By Jonathan Stempel
NEW YORK (Reuters) – Unilever Plc was sued on Wednesday by a U.S. shareholder who said the company mishandled the decision by its Ben & Jerry’s unit to stop selling ice cream in Israeli-occupied Palestinian territories.
According to the proposed class action in Manhattan federal court, Unilever improperly concealed the decision before it was announced, recognizing that many U.S. states might divest from companies that support anti-Israel boycotts, yet stood behind it once the news became public.
Ben & Jerry’s announced last July it would stop selling its products in the Israeli-occupied West Bank and parts of East Jerusalem, and sever its three-decade relationship with an Israeli ice cream maker that rejected the ban.
The price of Unilever American depositary receipts (“ADRs”) fell nearly 8% over six days as Florida and Texas reviewed their relationships with the British consumer goods company, and some Jewish groups accused Ben & Jerry’s of anti-Semitism.
Seven states including Florida, Texas and New York later divested their pension fund investments in Unilever, the complaint said.
“As a result of defendants’ wrongful acts and omissions, and the declines in the market value of Unilever ADRs, plaintiff and other class members have suffered significant losses and damages,” the complaint said.
The lawsuit was filed by a Michigan pension fund, the City of St.

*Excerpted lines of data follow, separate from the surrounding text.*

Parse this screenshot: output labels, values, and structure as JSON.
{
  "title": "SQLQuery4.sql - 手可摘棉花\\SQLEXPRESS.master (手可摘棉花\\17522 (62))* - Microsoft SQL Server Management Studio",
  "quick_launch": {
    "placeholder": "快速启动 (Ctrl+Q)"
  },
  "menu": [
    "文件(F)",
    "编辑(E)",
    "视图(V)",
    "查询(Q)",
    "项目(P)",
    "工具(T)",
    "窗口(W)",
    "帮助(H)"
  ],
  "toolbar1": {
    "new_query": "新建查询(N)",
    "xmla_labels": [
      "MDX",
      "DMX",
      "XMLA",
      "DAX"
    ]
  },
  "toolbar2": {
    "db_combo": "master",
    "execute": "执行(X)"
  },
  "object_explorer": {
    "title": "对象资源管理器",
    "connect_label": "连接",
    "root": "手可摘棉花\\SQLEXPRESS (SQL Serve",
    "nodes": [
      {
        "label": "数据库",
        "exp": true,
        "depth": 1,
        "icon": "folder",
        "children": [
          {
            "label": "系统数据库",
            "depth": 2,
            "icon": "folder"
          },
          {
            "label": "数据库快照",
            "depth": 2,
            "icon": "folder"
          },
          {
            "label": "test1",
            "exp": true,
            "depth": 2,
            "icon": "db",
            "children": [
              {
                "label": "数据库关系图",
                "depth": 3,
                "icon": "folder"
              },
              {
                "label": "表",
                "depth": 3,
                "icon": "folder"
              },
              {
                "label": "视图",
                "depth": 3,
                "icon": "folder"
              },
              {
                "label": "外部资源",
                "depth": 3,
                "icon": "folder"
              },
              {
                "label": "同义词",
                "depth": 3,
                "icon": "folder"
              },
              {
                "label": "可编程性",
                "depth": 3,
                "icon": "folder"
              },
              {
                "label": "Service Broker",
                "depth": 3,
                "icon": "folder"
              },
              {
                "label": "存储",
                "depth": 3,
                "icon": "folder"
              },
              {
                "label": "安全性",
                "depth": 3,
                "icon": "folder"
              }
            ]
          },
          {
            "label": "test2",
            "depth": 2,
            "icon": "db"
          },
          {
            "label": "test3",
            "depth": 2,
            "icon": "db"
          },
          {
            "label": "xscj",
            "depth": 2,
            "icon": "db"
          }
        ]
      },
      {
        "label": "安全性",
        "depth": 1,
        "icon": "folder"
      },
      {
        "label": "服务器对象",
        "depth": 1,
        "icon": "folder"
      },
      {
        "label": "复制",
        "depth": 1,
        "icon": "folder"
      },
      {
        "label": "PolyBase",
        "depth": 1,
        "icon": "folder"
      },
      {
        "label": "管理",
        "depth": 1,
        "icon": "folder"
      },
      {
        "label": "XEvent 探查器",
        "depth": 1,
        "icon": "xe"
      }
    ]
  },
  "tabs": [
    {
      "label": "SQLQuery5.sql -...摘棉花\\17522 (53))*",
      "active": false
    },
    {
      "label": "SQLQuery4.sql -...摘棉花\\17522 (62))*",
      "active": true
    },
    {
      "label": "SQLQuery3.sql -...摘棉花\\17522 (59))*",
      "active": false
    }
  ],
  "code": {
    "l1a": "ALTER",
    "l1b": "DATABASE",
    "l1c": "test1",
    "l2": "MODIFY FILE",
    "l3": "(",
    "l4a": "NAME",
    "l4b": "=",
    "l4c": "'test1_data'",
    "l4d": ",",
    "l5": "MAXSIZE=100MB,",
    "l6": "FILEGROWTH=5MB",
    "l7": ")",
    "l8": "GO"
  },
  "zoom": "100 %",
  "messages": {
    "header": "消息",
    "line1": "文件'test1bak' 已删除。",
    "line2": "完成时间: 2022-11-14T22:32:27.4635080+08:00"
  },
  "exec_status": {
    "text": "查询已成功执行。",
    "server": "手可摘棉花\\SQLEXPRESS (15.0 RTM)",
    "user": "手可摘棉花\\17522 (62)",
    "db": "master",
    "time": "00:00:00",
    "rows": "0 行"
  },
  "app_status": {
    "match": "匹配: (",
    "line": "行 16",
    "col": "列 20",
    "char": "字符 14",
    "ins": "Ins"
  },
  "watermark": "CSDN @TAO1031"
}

Clair Shores Police and Fire Retirement System.
Unilever did not immediately respond to requests for comment. Chief Executive Alan Jope and Unilever’s board are also defendants.
Founded in 1978, Ben & Jerry’s has long positioned itself as socially conscious, and kept its independence to pursue that mission after being acquired by Unilever in 2000.
Ben & Jerry’s said last July that selling ice cream in the occupied Palestinian territories was “inconsistent with our values.”
Most countries consider Israeli settlements in those territories illegal, which Israel disputes.
The Israeli ice cream maker, American Quality Products Ltd, sued Ben & Jerry’s in March for refusing to renew its license. A New Jersey judge put that case on hold last week after the parties agreed to arbitration.
The case is City of St. Clair Shores Police and Fire Retirement System v Unilever Plc et al, U.S. District Court, Southern District of New York, No. 22-05011.